The activists have now called on protesters to protest by "strolling" past designated sites in the capital and several other cities on March 6, according to a report.
"We will analyze our situation closely and will issue the exact cities and locations where the Jasmine Revolution's next round of walking will take place in the afternoon of March 6, 2011, at 2 p.m.," said the statement by the "Chinese Jasmine Revolution Organizers" on a new blog.
Jon Huntsman Jr. said in a statement that one reporter was "severely beaten and detained for many hours," according to CNN.
"I call on the Chinese government to hold the perpetrators accountable for harassing and assaulting innocent individuals and ask that they respect the rights of foreign journalists to report in China," he said.
The EU delegation to China, in a statement obtained by GlobalPost, said:
"The Delegation of the European Union to China is troubled by accounts of foreign journalists being detained without explanation and being physically intimidated or assaulted in Beijing on Sunday 27th February 2011.
"We urge the Chinese authorities to respect the rights of foreign journalists to report freely in China according to the relevant laws and regulations, and also to ensure their physical safety while carrying out their work.
"We call on the relevant authorities to clarify the legal basis for the physical obstruction and detention of foreign journalists on Sunday.
"Today we met several of the journalists directly affected by the events in Beijing on Sunday, who recounted their ordeals, including accounts of physical violence, intimidation and detention without explanation. We call upon the Chinese authorities to fully investigate these cases and hold the perpetrators to account under Chinese law."
CNN reporters, meawhile, describe being shoved, dragged and at times carried away from the scene.

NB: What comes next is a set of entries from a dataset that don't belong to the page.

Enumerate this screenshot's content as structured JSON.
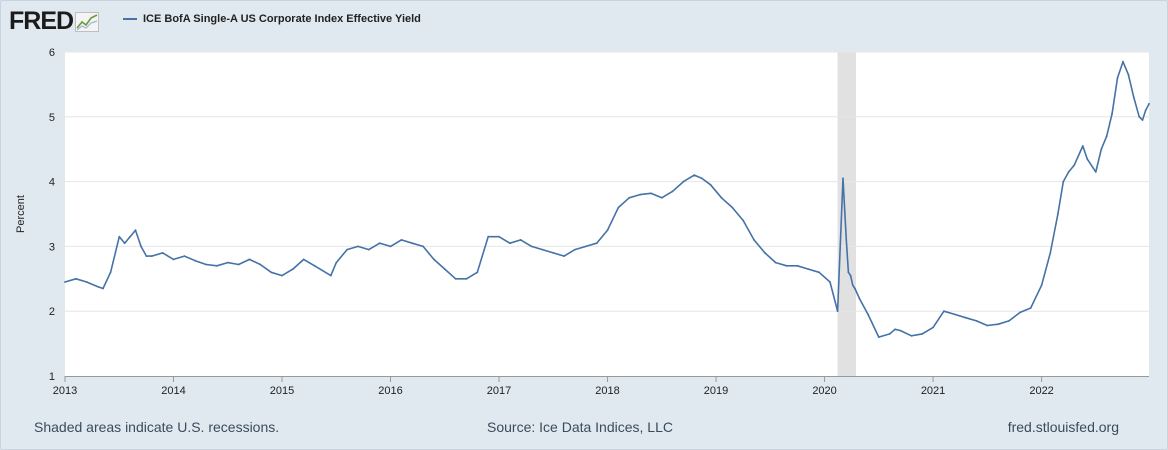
{
  "header": {
    "logo_text": "FRED",
    "logo_icon": "chart-trend-icon"
  },
  "footer": {
    "recessions_note": "Shaded areas indicate U.S. recessions.",
    "source": "Source: Ice Data Indices, LLC",
    "site": "fred.stlouisfed.org"
  },
  "colors": {
    "series": "#4572a7",
    "recession": "#e1e1e1",
    "grid": "#e6e6e6",
    "background": "#e1e9f0",
    "plot": "#ffffff"
  },
  "chart_data": {
    "type": "line",
    "title": "",
    "xlabel": "",
    "ylabel": "Percent",
    "xlim": [
      2013.0,
      2022.99
    ],
    "ylim": [
      1,
      6
    ],
    "x_ticks": [
      2013,
      2014,
      2015,
      2016,
      2017,
      2018,
      2019,
      2020,
      2021,
      2022
    ],
    "x_tick_labels": [
      "2013",
      "2014",
      "2015",
      "2016",
      "2017",
      "2018",
      "2019",
      "2020",
      "2021",
      "2022"
    ],
    "y_ticks": [
      1,
      2,
      3,
      4,
      5,
      6
    ],
    "y_tick_labels": [
      "1",
      "2",
      "3",
      "4",
      "5",
      "6"
    ],
    "grid": true,
    "legend": "top-left",
    "recessions": [
      {
        "start": 2020.12,
        "end": 2020.29
      }
    ],
    "series": [
      {
        "name": "ICE BofA Single-A US Corporate Index Effective Yield",
        "x": [
          2013.0,
          2013.1,
          2013.2,
          2013.3,
          2013.35,
          2013.42,
          2013.5,
          2013.55,
          2013.6,
          2013.65,
          2013.7,
          2013.75,
          2013.8,
          2013.9,
          2014.0,
          2014.1,
          2014.2,
          2014.3,
          2014.4,
          2014.5,
          2014.6,
          2014.7,
          2014.8,
          2014.9,
          2015.0,
          2015.1,
          2015.2,
          2015.3,
          2015.45,
          2015.5,
          2015.6,
          2015.7,
          2015.8,
          2015.9,
          2016.0,
          2016.1,
          2016.2,
          2016.3,
          2016.4,
          2016.5,
          2016.6,
          2016.7,
          2016.8,
          2016.9,
          2017.0,
          2017.1,
          2017.2,
          2017.3,
          2017.4,
          2017.5,
          2017.6,
          2017.7,
          2017.8,
          2017.9,
          2018.0,
          2018.1,
          2018.2,
          2018.3,
          2018.4,
          2018.5,
          2018.6,
          2018.7,
          2018.8,
          2018.87,
          2018.95,
          2019.05,
          2019.15,
          2019.25,
          2019.35,
          2019.45,
          2019.55,
          2019.65,
          2019.75,
          2019.85,
          2019.95,
          2020.05,
          2020.12,
          2020.17,
          2020.2,
          2020.22,
          2020.24,
          2020.26,
          2020.28,
          2020.32,
          2020.4,
          2020.5,
          2020.6,
          2020.65,
          2020.7,
          2020.8,
          2020.9,
          2021.0,
          2021.1,
          2021.2,
          2021.3,
          2021.4,
          2021.5,
          2021.6,
          2021.7,
          2021.8,
          2021.9,
          2022.0,
          2022.08,
          2022.15,
          2022.2,
          2022.25,
          2022.3,
          2022.38,
          2022.42,
          2022.5,
          2022.55,
          2022.6,
          2022.65,
          2022.7,
          2022.75,
          2022.8,
          2022.85,
          2022.9,
          2022.93,
          2022.96,
          2022.99
        ],
        "values": [
          2.45,
          2.5,
          2.45,
          2.38,
          2.35,
          2.6,
          3.15,
          3.05,
          3.15,
          3.25,
          3.0,
          2.85,
          2.85,
          2.9,
          2.8,
          2.85,
          2.78,
          2.72,
          2.7,
          2.75,
          2.72,
          2.8,
          2.72,
          2.6,
          2.55,
          2.65,
          2.8,
          2.7,
          2.55,
          2.75,
          2.95,
          3.0,
          2.95,
          3.05,
          3.0,
          3.1,
          3.05,
          3.0,
          2.8,
          2.65,
          2.5,
          2.5,
          2.6,
          3.15,
          3.15,
          3.05,
          3.1,
          3.0,
          2.95,
          2.9,
          2.85,
          2.95,
          3.0,
          3.05,
          3.25,
          3.6,
          3.75,
          3.8,
          3.82,
          3.75,
          3.85,
          4.0,
          4.1,
          4.05,
          3.95,
          3.75,
          3.6,
          3.4,
          3.1,
          2.9,
          2.75,
          2.7,
          2.7,
          2.65,
          2.6,
          2.45,
          2.0,
          4.05,
          3.1,
          2.6,
          2.55,
          2.4,
          2.35,
          2.2,
          1.95,
          1.6,
          1.65,
          1.72,
          1.7,
          1.62,
          1.65,
          1.75,
          2.0,
          1.95,
          1.9,
          1.85,
          1.78,
          1.8,
          1.85,
          1.98,
          2.05,
          2.4,
          2.9,
          3.5,
          4.0,
          4.15,
          4.25,
          4.55,
          4.35,
          4.15,
          4.5,
          4.7,
          5.05,
          5.6,
          5.85,
          5.65,
          5.3,
          5.0,
          4.95,
          5.1,
          5.2
        ]
      }
    ]
  }
}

Their cameras were confiscated and footage was deleted, and a press card was taken away from Yoon, who wrested it back from an officer who refused to give his name.
"We found out many other journalists were treated the same and, in some cases, much worse," Yoon wrote. "A former colleague and friend of mine, Steve Engle of Bloomberg News, had been dragged into an alley by several police who beat him up. He ended up at the hospital."
Huntsman, who appeared to put his own presidential ambitions on hold when he became Barack Obama's ambassador to China, announced Jan. 31 that he would be leaving Beijing on April 30, giving the administration just three months to fill a crucial diplomatic post.
The moved angered the White House, according to the Washington Post, as the ambassador had spent time during Chinese President Hu Jintao's recent visit with Obama but gave no indications that he was planning to resign.
According to the Financial Times, Huntsman's intervention in the events surrounding the call for a “jasmine revolution” in China is likely to prompt criticism from Beijing that the U.S. is trying to use the unrest in the Middle East to sow dissent in China. Privately, Chinese officials criticized Huntsman after he was photographed in Wangfujing at the time of the first planned protest.